Can an Employer Change Your Job Description?
Is it acceptable for an employer to change a job description after a person has been hired? When can an employer change your job responsibilities? In many cases, employers do have the right to change job descriptions to meet the needs of their organization.
What Is a Job Description?
Most employers will develop job descriptions to formalize their expectations for the work efforts of employees in specific roles. Job advertisements are a form of a job description used to promote vacancies to prospective candidates.
Formal job descriptions often serve as the basis for performance evaluations as managers gauge whether employees have met or exceeded expectations in their role.
Information Included in a Job Description
Job descriptions go well beyond simply listing the duties and tasks required to carry out a particular role. They often include other elements like the purpose of the position, how the employee interfaces with other staff, who he or she reports to, and what kind of travel the employee will do.
Some job descriptions will include reference to outcomes or results that the employee should generate, such as sales goals or the number of client hours charged. Typically, qualifications like the skills, knowledge, education, certifications, level of prior experience, and physical demands for the job are also incorporated.
Some organizations create job descriptions based on a list of qualities and competencies that have been critical to the success of outstanding performers in that role over time. Since work roles evolve based on organizational needs and employee abilities, job descriptions should be updated periodically to reflect those changes.
When Employers Can Change Your Job Description
In most states, employees are considered to be hired at will meaning that their employment is voluntary and they can quit when they want. It also means that their employer can change their job or lay them off as they see fit. However, state laws do vary so check with your state department of labor for information on the law in your location.
Employees Covered by a Contract
An important exception covers employees who are governed by an employment contract or a collective bargaining agreement which stipulates a specific set of work roles or conditions.
Many union contracts state very explicitly what duties are associated with various positions. A union plumber can't be expected to paint the bathroom where she is installing fixtures, for example. In another example, if you are covered by an employment contract that specifies your job duties, your employer cannot change them without your agreement.

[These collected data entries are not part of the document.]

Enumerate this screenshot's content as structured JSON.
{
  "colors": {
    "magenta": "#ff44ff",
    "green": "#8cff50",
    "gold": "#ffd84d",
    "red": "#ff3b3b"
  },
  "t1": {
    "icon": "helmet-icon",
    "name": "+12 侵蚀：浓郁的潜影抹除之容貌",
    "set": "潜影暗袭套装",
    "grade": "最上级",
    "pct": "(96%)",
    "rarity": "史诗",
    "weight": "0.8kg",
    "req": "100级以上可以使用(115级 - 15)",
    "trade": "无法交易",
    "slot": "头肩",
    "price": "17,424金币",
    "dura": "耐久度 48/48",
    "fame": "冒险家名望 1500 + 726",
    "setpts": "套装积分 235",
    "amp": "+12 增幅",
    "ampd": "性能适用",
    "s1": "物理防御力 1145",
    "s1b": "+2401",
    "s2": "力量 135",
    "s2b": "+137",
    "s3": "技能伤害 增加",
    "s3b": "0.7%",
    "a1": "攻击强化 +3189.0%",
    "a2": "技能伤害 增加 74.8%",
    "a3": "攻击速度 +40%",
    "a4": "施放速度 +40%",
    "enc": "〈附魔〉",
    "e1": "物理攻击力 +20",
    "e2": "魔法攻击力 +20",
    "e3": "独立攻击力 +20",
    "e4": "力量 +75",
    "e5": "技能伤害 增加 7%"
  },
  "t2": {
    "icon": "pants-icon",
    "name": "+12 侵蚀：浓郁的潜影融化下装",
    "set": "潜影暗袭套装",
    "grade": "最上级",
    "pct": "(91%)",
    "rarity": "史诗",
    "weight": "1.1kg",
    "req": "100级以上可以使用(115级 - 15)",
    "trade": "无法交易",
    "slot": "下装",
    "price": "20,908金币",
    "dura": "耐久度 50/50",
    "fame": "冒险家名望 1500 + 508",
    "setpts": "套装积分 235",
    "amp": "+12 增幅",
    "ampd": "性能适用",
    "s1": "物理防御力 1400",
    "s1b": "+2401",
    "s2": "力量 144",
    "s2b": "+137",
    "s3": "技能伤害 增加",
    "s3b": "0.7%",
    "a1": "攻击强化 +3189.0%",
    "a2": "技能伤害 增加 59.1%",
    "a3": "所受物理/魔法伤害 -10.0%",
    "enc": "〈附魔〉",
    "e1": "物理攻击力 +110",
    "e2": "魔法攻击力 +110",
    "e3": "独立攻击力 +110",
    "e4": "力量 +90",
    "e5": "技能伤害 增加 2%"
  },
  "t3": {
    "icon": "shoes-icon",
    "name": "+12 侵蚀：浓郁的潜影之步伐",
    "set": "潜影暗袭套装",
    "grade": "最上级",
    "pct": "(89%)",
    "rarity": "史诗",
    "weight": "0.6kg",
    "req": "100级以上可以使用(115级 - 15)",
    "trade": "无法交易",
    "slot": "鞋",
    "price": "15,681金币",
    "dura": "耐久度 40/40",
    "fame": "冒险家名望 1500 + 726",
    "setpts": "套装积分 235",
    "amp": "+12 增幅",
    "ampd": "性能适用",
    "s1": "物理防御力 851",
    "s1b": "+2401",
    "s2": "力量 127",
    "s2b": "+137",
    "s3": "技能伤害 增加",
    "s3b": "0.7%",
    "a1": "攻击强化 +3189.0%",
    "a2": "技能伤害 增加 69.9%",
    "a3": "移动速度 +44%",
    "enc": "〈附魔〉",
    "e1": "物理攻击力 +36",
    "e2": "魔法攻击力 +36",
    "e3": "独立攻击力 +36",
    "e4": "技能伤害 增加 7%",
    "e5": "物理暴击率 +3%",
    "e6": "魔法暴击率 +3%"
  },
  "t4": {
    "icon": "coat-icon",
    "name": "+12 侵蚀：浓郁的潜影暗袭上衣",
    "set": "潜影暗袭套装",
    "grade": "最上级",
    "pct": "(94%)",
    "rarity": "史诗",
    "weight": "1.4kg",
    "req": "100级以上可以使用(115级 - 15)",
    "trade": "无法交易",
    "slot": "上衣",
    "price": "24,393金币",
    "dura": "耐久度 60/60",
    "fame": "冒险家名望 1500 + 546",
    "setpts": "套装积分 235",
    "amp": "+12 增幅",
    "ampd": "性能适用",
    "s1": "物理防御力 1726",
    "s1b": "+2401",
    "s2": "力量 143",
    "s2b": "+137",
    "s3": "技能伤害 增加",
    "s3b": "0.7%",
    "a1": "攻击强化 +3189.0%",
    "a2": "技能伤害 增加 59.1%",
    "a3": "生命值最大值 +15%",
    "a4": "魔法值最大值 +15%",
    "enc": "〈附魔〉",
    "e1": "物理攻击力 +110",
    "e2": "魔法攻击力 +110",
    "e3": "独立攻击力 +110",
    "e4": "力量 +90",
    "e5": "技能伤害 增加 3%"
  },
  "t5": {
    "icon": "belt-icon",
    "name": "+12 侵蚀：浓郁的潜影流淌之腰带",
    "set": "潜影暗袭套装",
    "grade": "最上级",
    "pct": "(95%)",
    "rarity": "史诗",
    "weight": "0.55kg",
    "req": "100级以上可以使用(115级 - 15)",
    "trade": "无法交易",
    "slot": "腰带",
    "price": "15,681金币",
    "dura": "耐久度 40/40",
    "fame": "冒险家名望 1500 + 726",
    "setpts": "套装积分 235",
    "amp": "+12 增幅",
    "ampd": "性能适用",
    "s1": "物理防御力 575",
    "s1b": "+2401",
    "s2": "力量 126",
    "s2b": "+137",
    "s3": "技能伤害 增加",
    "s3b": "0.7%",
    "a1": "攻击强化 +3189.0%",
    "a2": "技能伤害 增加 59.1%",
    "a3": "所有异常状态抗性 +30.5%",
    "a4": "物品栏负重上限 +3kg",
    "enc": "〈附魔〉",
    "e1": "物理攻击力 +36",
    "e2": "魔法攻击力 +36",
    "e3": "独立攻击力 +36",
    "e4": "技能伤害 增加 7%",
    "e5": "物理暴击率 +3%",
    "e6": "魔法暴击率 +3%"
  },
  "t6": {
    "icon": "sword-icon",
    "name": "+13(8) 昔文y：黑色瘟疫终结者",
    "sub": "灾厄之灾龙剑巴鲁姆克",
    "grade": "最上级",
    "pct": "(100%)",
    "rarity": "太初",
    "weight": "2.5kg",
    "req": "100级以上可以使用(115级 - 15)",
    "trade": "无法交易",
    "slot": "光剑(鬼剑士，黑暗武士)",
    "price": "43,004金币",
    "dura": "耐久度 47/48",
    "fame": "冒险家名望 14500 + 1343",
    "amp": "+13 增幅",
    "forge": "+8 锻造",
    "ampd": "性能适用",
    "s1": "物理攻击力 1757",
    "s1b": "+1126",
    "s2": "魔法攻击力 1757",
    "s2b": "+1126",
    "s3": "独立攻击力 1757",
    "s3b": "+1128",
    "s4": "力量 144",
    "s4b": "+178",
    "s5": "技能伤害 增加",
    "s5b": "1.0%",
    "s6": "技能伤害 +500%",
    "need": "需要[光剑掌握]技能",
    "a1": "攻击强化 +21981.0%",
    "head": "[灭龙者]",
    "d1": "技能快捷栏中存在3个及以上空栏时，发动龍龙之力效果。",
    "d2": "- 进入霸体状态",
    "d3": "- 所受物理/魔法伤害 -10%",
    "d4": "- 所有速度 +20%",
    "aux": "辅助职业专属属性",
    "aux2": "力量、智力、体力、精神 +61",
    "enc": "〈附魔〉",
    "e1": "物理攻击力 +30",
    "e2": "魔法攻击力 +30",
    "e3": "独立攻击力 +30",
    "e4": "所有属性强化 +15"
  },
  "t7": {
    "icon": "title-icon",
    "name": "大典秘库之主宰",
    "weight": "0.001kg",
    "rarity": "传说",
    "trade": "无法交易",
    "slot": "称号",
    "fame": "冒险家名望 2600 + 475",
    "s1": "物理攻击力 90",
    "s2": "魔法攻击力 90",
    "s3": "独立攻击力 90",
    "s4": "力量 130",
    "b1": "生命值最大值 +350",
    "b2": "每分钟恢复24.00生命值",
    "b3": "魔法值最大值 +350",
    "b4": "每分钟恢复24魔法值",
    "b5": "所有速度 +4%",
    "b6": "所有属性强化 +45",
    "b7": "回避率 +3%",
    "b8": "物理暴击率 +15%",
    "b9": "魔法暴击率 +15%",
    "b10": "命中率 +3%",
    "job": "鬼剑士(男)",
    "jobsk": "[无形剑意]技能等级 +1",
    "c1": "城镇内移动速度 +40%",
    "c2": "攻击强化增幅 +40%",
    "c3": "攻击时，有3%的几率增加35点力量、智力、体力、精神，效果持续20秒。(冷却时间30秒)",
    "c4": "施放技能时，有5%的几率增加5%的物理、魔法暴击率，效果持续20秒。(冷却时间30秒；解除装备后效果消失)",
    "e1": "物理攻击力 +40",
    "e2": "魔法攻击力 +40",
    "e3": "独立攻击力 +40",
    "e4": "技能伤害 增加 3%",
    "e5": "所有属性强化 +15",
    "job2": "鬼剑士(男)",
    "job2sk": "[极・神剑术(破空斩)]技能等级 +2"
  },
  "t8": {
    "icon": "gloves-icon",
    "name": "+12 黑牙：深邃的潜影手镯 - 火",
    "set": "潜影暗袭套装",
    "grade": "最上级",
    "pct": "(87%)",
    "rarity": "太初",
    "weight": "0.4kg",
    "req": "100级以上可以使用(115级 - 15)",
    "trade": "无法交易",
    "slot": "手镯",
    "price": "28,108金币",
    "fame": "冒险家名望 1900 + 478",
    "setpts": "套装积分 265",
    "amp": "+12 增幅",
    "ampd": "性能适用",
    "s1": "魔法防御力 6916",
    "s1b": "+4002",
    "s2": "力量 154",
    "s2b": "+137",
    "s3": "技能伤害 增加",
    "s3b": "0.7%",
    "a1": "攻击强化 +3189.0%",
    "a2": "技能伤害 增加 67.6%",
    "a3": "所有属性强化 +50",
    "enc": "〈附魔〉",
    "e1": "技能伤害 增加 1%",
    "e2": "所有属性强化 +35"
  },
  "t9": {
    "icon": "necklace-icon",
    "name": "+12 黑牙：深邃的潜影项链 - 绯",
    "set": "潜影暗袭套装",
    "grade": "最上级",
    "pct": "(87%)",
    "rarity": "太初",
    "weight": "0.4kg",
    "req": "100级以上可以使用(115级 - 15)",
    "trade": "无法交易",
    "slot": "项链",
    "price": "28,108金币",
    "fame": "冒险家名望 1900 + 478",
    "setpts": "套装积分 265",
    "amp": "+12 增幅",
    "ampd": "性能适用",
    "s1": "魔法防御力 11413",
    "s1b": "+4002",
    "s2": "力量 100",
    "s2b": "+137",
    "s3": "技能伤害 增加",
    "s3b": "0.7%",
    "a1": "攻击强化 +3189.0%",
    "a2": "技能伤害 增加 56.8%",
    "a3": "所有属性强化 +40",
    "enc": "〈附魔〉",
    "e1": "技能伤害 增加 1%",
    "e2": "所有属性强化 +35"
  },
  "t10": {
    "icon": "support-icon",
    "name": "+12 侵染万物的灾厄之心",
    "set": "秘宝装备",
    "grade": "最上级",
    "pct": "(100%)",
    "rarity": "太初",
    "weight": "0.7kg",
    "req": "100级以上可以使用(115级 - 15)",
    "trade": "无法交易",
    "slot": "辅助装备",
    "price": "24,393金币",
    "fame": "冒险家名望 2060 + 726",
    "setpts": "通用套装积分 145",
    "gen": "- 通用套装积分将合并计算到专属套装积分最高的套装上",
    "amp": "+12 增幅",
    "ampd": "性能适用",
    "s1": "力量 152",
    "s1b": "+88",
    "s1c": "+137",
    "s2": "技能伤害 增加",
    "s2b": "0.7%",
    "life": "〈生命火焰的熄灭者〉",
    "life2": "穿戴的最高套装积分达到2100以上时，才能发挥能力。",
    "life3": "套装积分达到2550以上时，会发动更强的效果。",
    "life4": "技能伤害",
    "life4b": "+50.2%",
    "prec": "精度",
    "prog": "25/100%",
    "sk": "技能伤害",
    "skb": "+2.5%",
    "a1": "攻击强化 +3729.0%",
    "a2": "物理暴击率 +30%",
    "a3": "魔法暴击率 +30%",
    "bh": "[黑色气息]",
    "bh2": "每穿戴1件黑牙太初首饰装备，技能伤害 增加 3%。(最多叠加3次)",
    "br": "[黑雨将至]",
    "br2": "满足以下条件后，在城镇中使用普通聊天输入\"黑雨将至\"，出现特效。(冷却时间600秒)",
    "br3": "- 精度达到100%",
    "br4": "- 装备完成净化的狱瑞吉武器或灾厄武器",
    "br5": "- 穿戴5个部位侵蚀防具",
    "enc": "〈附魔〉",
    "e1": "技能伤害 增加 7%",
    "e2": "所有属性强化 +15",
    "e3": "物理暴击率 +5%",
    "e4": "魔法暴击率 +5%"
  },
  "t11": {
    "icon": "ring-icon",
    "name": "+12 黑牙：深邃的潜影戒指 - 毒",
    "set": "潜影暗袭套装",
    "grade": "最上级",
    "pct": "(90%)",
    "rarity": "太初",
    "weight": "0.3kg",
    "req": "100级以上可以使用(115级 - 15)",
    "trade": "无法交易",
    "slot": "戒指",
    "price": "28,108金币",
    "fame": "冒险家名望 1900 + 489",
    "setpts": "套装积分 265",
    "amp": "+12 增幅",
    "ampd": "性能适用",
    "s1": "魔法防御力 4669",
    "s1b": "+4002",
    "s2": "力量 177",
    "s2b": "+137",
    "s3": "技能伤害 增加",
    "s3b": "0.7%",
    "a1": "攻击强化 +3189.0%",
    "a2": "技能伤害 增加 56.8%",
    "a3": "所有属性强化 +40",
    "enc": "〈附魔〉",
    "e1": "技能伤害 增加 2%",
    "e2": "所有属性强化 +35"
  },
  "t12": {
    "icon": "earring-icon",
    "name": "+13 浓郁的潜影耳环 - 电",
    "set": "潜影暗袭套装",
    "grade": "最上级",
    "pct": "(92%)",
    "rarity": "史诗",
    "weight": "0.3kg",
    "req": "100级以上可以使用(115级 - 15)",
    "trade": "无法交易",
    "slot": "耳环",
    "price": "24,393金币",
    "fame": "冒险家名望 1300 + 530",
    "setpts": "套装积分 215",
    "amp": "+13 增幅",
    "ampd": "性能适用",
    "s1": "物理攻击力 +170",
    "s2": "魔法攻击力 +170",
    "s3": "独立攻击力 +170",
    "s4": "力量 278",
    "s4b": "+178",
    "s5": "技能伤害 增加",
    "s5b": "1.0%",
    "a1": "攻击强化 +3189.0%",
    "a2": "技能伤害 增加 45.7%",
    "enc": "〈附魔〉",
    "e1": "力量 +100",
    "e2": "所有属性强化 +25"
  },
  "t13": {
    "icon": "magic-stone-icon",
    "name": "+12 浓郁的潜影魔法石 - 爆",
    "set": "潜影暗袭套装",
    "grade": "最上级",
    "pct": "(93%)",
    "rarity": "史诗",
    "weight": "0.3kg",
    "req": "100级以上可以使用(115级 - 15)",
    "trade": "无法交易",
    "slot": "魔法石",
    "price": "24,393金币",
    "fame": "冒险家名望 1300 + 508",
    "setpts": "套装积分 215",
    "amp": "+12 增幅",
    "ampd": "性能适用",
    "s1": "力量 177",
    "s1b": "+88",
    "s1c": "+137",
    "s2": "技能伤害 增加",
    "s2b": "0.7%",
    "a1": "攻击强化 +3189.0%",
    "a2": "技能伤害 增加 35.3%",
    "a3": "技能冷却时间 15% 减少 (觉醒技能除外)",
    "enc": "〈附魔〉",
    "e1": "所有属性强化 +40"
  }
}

Employee Protections Against Job Changes
Employees are protected from changes in their job description that can be construed as retaliation by an employer in response to a worker exercising an employment right. For example, a whistleblower may have recourse if their job was changed after reporting a legal violation by their employer.
Changes by employers in the number of hours worked, schedule, location, or responsibilities to preclude the taking of a leave guaranteed under the Family Medical Leave Act (FMLA) are also prohibited.
Employers cannot transfer staff to another job to discourage an employee from taking a leave. Also, workers are guaranteed access to a substantially equivalent job upon their return to the workplace after completing a leave.
Employer Best Practices
Aside from these legal considerations, best Human Resource Management practices suggest that employers should seek employee agreement before making major changes in work roles and should redraft job descriptions to make the new role clear. Generally, morale and productivity are enhanced if workers approve their new job description.
If you are concerned about your job responsibilities being changed, it's a good idea to see if you can discuss the situation with your manager or your company's Human Resources department to see if there is a way you can work out a solution that is agreeable to both yourself and your employer.